JDBC replicating tool from scratch

I had simple task to perform — I need to replicate DB from one server to other.

Quite simple, as I thought :)

Let’s take some tool, which can handle all actions I need. And which can be configured as I need.

But, really, I don’t need at #slave all tables. I have to replicate only few tables.  Actually, I need to replicate part of data from #master tables, according to specific requirements.  And in one table I need replication to do only insert but not modify/delete records. And table names in #master and #slave not necessarily must be equals. Oh, almost forget, #master is PostgreSQL, and #slave is MySQL. And #slave in near future could be replaced by either PostgreSQL or Oracle.

Well, I was in need of pretty smart replication tool, which have to be able to do all tasks.  No tool available in world (which I searched) doesn’t met all of the requirements. So, I had to write one.

1. Technology. I’ve chose plain JDBC, because of good support by DB makers, and because my tool doesn’t really care which exactly type is there Database. I can easily replicate from PostgreSQL,MySQL,Oracle, etc. to any of these without changing single line in code, only change meta-info in configuration file.
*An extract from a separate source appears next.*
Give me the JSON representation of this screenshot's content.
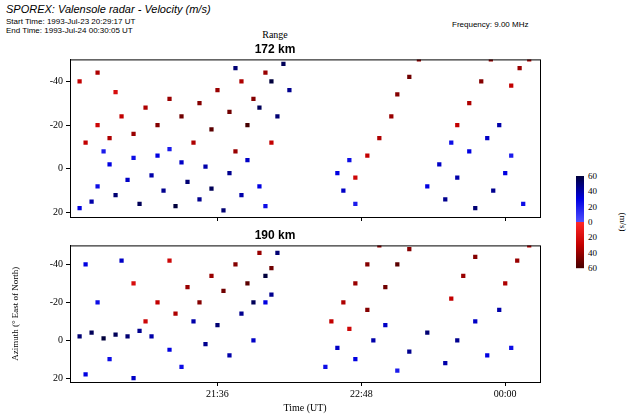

2. Caveat: MySQL column names.  My config file contains info about type of DB, mainly because of MySQL. In PostgreSQL I can write such queries:

SELECT COST FROM SOME_TABLE;

Without worrying that cost is reserved word. But in MySQL, I should escape column names:

INSERT INTO `COST` …

3. Caveat: MySQL Timestamp which can be ‘0000-00-00 00:00:00′. Normal bases and programs knew sane dates, NULL dates. MySQL knew one more — it’s Jesus birthday I assume, ‘0000-00-00 00:00:00′. This is crazy and should be avoided.  For Java application, add such string to connection URL:

?zeroDateTimeBehavior=convertToNull

This caveat contains one more bug, even with this fix. Select from table with timestamps returns all rows, for example 5 of them. 3 of them contains valid timestamps (2014-…), and 2 more contains zero dates, which converts to NULL.  Most horrible thing is count(*) returns 3, not 5 :(

I hope this behavior will get fix soon.

4. Caveat: MySQL timestamps ot like to be NULL. When table created, if not specified, Timestamp fields get default properties: Not Null, default value current_timestamp for first, and zero timestamp to all others timestamps. If you want to replicate to MySQL, you should mark all timestamps as nullable (of course, if your application required this).
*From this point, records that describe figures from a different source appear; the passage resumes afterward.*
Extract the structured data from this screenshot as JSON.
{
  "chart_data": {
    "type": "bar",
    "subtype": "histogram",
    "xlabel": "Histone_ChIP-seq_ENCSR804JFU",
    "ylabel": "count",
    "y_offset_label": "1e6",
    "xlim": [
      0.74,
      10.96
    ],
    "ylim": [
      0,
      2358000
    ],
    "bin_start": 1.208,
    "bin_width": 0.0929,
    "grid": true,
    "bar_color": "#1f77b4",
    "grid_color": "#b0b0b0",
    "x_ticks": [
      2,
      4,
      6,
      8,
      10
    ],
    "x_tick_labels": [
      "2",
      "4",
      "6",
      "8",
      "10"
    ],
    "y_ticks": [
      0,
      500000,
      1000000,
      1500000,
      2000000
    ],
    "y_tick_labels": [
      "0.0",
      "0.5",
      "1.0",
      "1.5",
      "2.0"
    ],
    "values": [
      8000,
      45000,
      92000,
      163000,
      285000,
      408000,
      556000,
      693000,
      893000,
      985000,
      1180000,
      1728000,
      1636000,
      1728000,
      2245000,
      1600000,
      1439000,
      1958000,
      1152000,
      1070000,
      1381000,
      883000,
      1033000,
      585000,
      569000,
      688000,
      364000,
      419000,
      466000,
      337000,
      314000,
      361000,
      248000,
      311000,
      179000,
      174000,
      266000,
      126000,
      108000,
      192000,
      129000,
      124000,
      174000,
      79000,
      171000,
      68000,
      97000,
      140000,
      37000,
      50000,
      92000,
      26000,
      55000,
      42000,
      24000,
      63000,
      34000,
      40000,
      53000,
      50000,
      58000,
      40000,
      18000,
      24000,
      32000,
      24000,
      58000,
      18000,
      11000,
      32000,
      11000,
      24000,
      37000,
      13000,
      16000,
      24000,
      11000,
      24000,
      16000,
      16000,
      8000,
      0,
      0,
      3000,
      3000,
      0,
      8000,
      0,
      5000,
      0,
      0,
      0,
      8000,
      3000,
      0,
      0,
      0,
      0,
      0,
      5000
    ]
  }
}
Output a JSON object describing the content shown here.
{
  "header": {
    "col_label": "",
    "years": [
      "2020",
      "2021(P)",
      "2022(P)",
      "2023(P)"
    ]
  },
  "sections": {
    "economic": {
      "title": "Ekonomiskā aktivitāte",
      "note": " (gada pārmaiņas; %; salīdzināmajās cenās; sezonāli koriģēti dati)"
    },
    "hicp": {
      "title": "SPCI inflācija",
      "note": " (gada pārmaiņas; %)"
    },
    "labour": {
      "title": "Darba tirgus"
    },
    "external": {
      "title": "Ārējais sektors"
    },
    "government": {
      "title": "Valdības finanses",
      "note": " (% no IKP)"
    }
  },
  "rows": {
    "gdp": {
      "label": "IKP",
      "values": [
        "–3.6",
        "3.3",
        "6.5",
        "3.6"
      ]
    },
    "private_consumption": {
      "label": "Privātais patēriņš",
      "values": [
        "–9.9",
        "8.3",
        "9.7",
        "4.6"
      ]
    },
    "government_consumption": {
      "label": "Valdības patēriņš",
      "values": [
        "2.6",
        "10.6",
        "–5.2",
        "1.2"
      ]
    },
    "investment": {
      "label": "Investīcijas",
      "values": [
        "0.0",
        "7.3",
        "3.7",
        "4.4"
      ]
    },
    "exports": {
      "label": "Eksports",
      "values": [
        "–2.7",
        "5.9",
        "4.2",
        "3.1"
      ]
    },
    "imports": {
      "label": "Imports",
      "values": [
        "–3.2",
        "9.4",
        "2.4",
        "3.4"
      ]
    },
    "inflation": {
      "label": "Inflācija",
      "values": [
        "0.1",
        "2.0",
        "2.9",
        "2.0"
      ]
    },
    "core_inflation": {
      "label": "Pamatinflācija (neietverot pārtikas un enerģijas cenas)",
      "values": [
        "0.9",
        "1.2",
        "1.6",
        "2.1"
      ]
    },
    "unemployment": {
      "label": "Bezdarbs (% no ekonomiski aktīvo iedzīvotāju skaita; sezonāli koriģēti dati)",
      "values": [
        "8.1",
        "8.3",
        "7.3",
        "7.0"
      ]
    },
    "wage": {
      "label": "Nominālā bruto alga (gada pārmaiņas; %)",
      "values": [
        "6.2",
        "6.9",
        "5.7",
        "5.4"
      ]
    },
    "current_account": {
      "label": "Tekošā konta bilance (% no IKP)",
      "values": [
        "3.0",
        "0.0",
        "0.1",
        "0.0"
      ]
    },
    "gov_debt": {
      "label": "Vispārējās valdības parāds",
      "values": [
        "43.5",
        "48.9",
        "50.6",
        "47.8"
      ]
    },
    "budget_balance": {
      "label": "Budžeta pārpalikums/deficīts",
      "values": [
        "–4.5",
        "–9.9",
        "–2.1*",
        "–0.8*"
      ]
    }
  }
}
5. Caveat:  Boolean mapping in MySQL. It’s mapped only to Tinyint(1). If you create tinyint without size, you’ll get Tinyint(4), which is not treated as Boolean.
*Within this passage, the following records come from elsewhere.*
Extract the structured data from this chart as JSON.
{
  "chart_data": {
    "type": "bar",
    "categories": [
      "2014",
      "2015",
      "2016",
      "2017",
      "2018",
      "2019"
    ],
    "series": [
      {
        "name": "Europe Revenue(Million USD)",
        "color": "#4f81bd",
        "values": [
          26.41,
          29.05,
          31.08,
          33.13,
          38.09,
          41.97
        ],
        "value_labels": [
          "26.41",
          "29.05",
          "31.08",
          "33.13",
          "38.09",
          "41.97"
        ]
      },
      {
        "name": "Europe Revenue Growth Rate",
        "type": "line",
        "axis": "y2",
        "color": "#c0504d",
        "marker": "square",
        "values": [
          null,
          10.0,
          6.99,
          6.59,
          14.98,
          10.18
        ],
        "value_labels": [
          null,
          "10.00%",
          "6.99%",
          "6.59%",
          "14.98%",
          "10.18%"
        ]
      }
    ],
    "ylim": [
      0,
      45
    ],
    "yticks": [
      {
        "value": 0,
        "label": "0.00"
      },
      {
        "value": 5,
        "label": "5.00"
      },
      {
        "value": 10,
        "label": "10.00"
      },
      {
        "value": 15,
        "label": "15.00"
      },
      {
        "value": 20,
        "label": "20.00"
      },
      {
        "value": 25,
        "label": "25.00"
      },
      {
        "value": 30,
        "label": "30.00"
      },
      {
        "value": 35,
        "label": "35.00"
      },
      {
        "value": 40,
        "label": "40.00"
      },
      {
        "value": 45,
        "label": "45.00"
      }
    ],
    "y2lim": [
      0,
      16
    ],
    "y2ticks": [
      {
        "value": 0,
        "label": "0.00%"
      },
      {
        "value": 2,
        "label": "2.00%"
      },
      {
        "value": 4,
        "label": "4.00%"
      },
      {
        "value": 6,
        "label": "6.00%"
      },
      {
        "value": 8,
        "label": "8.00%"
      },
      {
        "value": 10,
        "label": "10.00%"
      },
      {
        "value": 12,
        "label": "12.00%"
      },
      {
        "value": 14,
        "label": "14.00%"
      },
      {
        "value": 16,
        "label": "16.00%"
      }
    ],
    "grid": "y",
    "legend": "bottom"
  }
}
6. Features: JDBC allowed me create simple ways to replicate data, even not knowing column types, sizes of tables. Of course, order and types of tables must be synced while #slave will be created. But anyway, it’s pretty flexible:

preparedStatement = connection.prepareStatement(«select * from » + name);
preparedStatement.execute();

ResultSetMetaData setMetaData = resultSet.getMetaData();

PreparedStatement statement = connection2.prepareStatement(«Insert into » + name + »  values (?,?,?,?,?)»);

/* count of question marks = setMetaData.getColumnCount() */

resultSet = preparedStatement.getResultSet();

while (resultSet.next())
{

for (int i = 1; i <= setMetaData.getColumnCount(); i++)
{
Object o = resultSet.getObject(i);

statement.setObject(i, o); // yes, that simple.
}

With JDBC you don’t have to worry about any types of SQL Injections — they are simply not working. More, you don’t have to bother escaping string, because you can use code statement.setObject(1, «Any » / \ ‘ \ » ‘.;'; line»);

Of course real replication tool not as trivial as example, it checked for exists data, deleted from master data, need for update, additional conditions.

Anyway, JDBC provides very good and solid ways to interchange data between any types of databases.